On the hill, there have been 5 towers. The first tower, built in 1812, is the subject of a folk legend: it was supposedly destroyed because it confused ships headed toward the coast. The second tower was built in 1870 by a local barman. The tower was 8 m high. The tower was popular amongst local people because of its bar. Only 4–5 people fit in the tower and the trees started to ruin the view.

The third tower was built on the same building as the second tower. The tower was built up to 12 m.

The fourth tower was built in 1925, when Estonia was an independent state. The tower was built in 3 months and it was 17 m high. The Võru county then built paths for people, cleaned the forest and put benches in front of the tower. The fourth tower was ceremonially opened on 19 July 1925. Soon after that people realized that the wooden tower was old and again the trees started blocking the view — 17 metres was not high enough.

The new fifth tower was built of ferroconcrete in 1939. The tower was made 25.7 m high. It was built of 36 000 bricks and 80 tons of cement which all were carried up to the mountain. The tower was finished in the same year in June but the ceremonial opening was cancelled because of World War II. The tower was not seriously harmed in war and the repair was made in 1955. The Memorial Museum of Fr.R. Kreutzwald that was at that time the owner of the tower, started to modernize the tower and fix its surroundings.

In 1969 the museum built an additional floor on the top of the tower and changed the construction of the stairway on the top floors. The add-on was engineered by Toomas Rein and Veljo Kaasik. The tower was now 29.1 m high. The view from the height of 346.7 m is 50 km in radius.

A renovation project of the tower was started in 1998 by Haanja parish. In 1999–2000, architect Toomas Rein carried it out.

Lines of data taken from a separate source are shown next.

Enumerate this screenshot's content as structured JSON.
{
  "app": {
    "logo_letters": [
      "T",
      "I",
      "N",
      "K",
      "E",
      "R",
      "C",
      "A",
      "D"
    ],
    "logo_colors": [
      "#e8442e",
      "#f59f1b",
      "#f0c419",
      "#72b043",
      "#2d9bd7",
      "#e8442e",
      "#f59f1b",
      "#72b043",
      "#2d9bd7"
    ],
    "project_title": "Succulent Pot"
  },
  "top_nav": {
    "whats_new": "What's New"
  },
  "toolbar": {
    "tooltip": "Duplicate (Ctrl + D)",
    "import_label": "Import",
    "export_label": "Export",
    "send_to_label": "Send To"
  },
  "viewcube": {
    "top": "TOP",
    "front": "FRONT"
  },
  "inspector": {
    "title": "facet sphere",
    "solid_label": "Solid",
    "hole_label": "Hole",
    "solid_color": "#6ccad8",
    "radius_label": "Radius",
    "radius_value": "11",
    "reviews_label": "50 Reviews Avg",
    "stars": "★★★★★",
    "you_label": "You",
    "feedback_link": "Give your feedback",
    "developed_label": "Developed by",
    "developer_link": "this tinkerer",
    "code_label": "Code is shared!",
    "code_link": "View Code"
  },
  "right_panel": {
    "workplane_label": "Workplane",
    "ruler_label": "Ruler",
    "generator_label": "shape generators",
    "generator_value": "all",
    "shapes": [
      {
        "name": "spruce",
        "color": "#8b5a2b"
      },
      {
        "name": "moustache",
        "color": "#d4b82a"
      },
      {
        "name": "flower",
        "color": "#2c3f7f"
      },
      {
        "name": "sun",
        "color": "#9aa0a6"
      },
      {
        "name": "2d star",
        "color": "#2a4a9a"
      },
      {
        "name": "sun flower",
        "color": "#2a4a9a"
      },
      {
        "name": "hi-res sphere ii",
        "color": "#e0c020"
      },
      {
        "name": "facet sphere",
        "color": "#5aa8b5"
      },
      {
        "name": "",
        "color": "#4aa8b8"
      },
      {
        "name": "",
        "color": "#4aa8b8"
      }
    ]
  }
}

In 2002 the piping of the tower was engineered and completed next year. From August 2004 to July 2005 major renovation works were made on Suur Munamägi: the observation tower was renovated, the tower's elevator and glass café were built, the paths to the tower re-made, the lightning of the pedestrian path and the tower was made. The total cost of the works was 10 million kroons. The construction was financed by the EU Phare program, Enterprise Estonia, the Estonian government, Environmental Investment Centre, private supporters and the budget of the parish.

On 24 July 2005 the renovated observation tower of Suur Munamägi was festively opened.